Italy's vaccine debate shows anti-establishment sway
In this photo taken on Friday, Feb. 23, 2018 Doctor Roberto Ieraci checks a syringe before vaccinating a child in Rome. The nation is battling one of its worst epidemics of measles in recent years, reporting a six-fold increase in cases last year that accounted for a quarter of all the cases in Europe. And yet the Italian government's response, a new law requiring parents to vaccinate their kids against measles and nine other childhood diseases, has become one of the most divisive issues going into the nation's March 4 general election. Public health authorities are incredulous that the small but loud anti-vax movement has gained traction during an entirely preventable measles outbreak, thanks to an election campaign where prominent politicians have questioned the safety of shots and denounced obligatory inoculations. (AP Photo/Alessandra Tarantino)

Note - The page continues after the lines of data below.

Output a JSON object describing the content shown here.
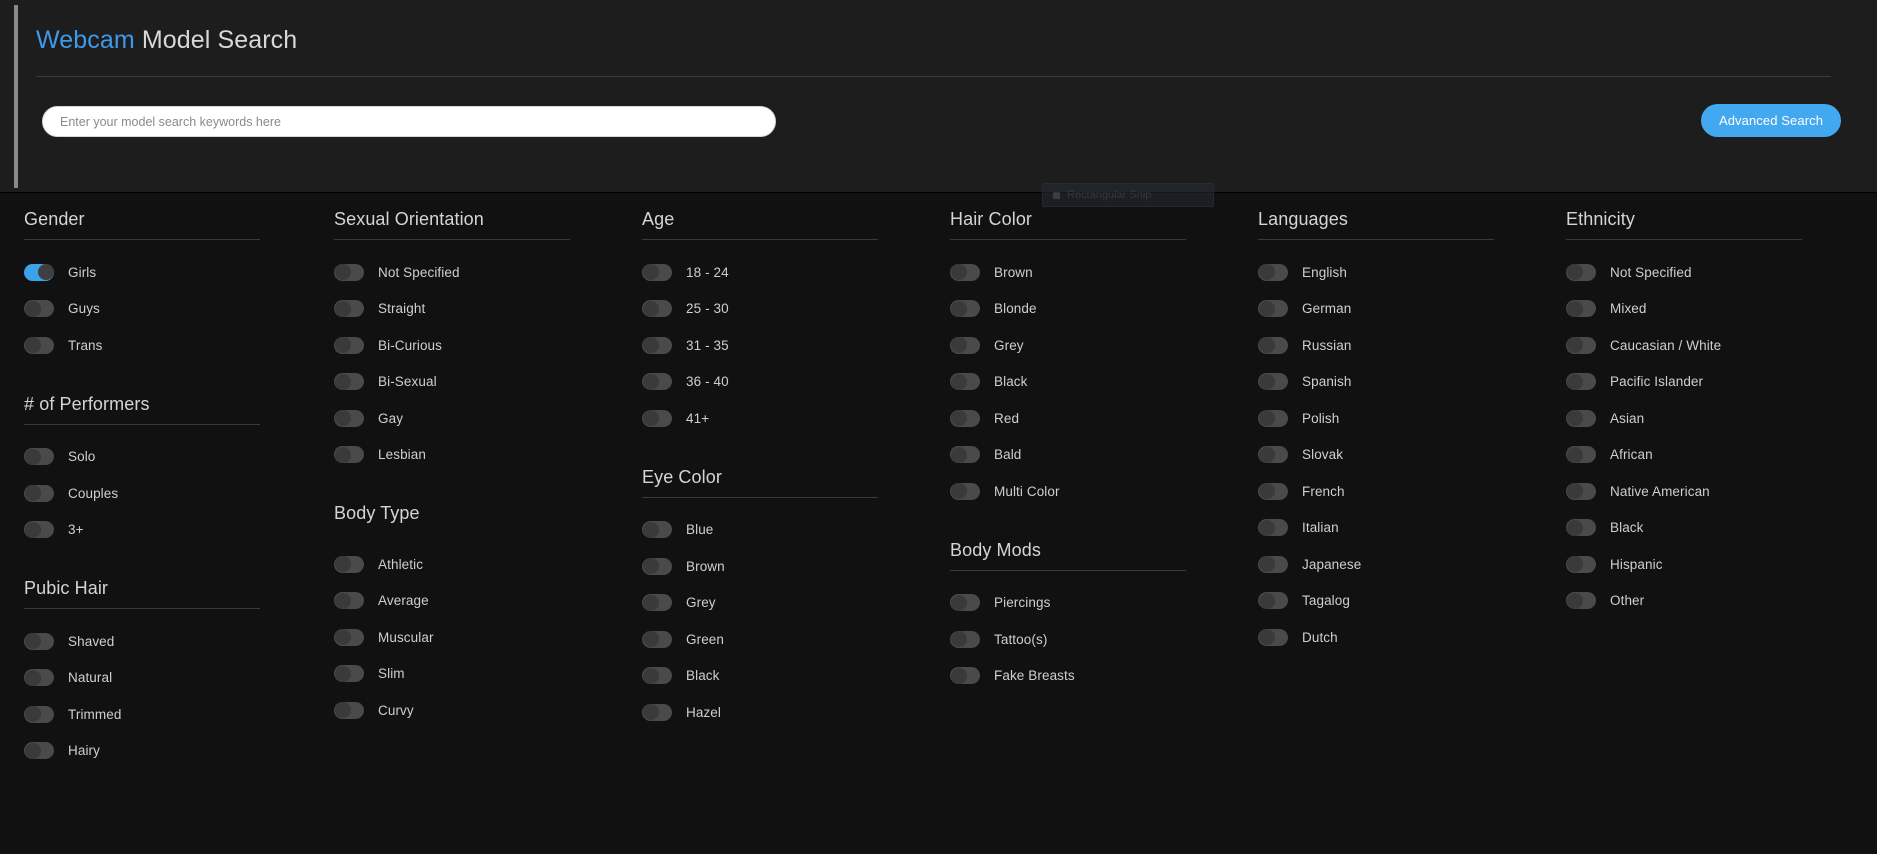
{
  "header": {
    "title_brand": "Webcam",
    "title_rest": " Model Search",
    "accent_color": "#3d9ae8"
  },
  "search": {
    "placeholder": "Enter your model search keywords here",
    "value": "",
    "advanced_button": "Advanced Search",
    "button_color": "#42a8ef"
  },
  "snip_overlay": {
    "label": "Rectangular Snip"
  },
  "columns": [
    {
      "groups": [
        {
          "title": "Gender",
          "rule": true,
          "options": [
            {
              "label": "Girls",
              "on": true
            },
            {
              "label": "Guys",
              "on": false
            },
            {
              "label": "Trans",
              "on": false
            }
          ]
        },
        {
          "title": "# of Performers",
          "rule": true,
          "options": [
            {
              "label": "Solo",
              "on": false
            },
            {
              "label": "Couples",
              "on": false
            },
            {
              "label": "3+",
              "on": false
            }
          ]
        },
        {
          "title": "Pubic Hair",
          "rule": true,
          "options": [
            {
              "label": "Shaved",
              "on": false
            },
            {
              "label": "Natural",
              "on": false
            },
            {
              "label": "Trimmed",
              "on": false
            },
            {
              "label": "Hairy",
              "on": false
            }
          ]
        }
      ]
    },
    {
      "groups": [
        {
          "title": "Sexual Orientation",
          "rule": true,
          "options": [
            {
              "label": "Not Specified",
              "on": false
            },
            {
              "label": "Straight",
              "on": false
            },
            {
              "label": "Bi-Curious",
              "on": false
            },
            {
              "label": "Bi-Sexual",
              "on": false
            },
            {
              "label": "Gay",
              "on": false
            },
            {
              "label": "Lesbian",
              "on": false
            }
          ]
        },
        {
          "title": "Body Type",
          "rule": false,
          "options": [
            {
              "label": "Athletic",
              "on": false
            },
            {
              "label": "Average",
              "on": false
            },
            {
              "label": "Muscular",
              "on": false
            },
            {
              "label": "Slim",
              "on": false
            },
            {
              "label": "Curvy",
              "on": false
            }
          ]
        }
      ]
    },
    {
      "groups": [
        {
          "title": "Age",
          "rule": true,
          "options": [
            {
              "label": "18 - 24",
              "on": false
            },
            {
              "label": "25 - 30",
              "on": false
            },
            {
              "label": "31 - 35",
              "on": false
            },
            {
              "label": "36 - 40",
              "on": false
            },
            {
              "label": "41+",
              "on": false
            }
          ]
        },
        {
          "title": "Eye Color",
          "rule": true,
          "options": [
            {
              "label": "Blue",
              "on": false
            },
            {
              "label": "Brown",
              "on": false
            },
            {
              "label": "Grey",
              "on": false
            },
            {
              "label": "Green",
              "on": false
            },
            {
              "label": "Black",
              "on": false
            },
            {
              "label": "Hazel",
              "on": false
            }
          ]
        }
      ]
    },
    {
      "groups": [
        {
          "title": "Hair Color",
          "rule": true,
          "options": [
            {
              "label": "Brown",
              "on": false
            },
            {
              "label": "Blonde",
              "on": false
            },
            {
              "label": "Grey",
              "on": false
            },
            {
              "label": "Black",
              "on": false
            },
            {
              "label": "Red",
              "on": false
            },
            {
              "label": "Bald",
              "on": false
            },
            {
              "label": "Multi Color",
              "on": false
            }
          ]
        },
        {
          "title": "Body Mods",
          "rule": true,
          "options": [
            {
              "label": "Piercings",
              "on": false
            },
            {
              "label": "Tattoo(s)",
              "on": false
            },
            {
              "label": "Fake Breasts",
              "on": false
            }
          ]
        }
      ]
    },
    {
      "groups": [
        {
          "title": "Languages",
          "rule": true,
          "options": [
            {
              "label": "English",
              "on": false
            },
            {
              "label": "German",
              "on": false
            },
            {
              "label": "Russian",
              "on": false
            },
            {
              "label": "Spanish",
              "on": false
            },
            {
              "label": "Polish",
              "on": false
            },
            {
              "label": "Slovak",
              "on": false
            },
            {
              "label": "French",
              "on": false
            },
            {
              "label": "Italian",
              "on": false
            },
            {
              "label": "Japanese",
              "on": false
            },
            {
              "label": "Tagalog",
              "on": false
            },
            {
              "label": "Dutch",
              "on": false
            }
          ]
        }
      ]
    },
    {
      "groups": [
        {
          "title": "Ethnicity",
          "rule": true,
          "options": [
            {
              "label": "Not Specified",
              "on": false
            },
            {
              "label": "Mixed",
              "on": false
            },
            {
              "label": "Caucasian / White",
              "on": false
            },
            {
              "label": "Pacific Islander",
              "on": false
            },
            {
              "label": "Asian",
              "on": false
            },
            {
              "label": "African",
              "on": false
            },
            {
              "label": "Native American",
              "on": false
            },
            {
              "label": "Black",
              "on": false
            },
            {
              "label": "Hispanic",
              "on": false
            },
            {
              "label": "Other",
              "on": false
            }
          ]
        }
      ]
    }
  ]
}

In Italy, the fight against measles has moved from the doctor's office to the political battleground.

The nation is facing one of its worst epidemics of measles in recent years, reporting a six-fold increase in cases last year that accounted for a quarter of all the cases in Europe.

And yet the government's response—a new law requiring parents to vaccinate their kids against measles and nine other childhood diseases—has become one of the most divisive issues going into March 4 general elections.

Public health authorities are incredulous that the small but loud anti-vax movement has gained traction during an entirely preventable measles outbreak, thanks to an election campaign where prominent politicians have questioned the safety of shots and denounced obligatory inoculations.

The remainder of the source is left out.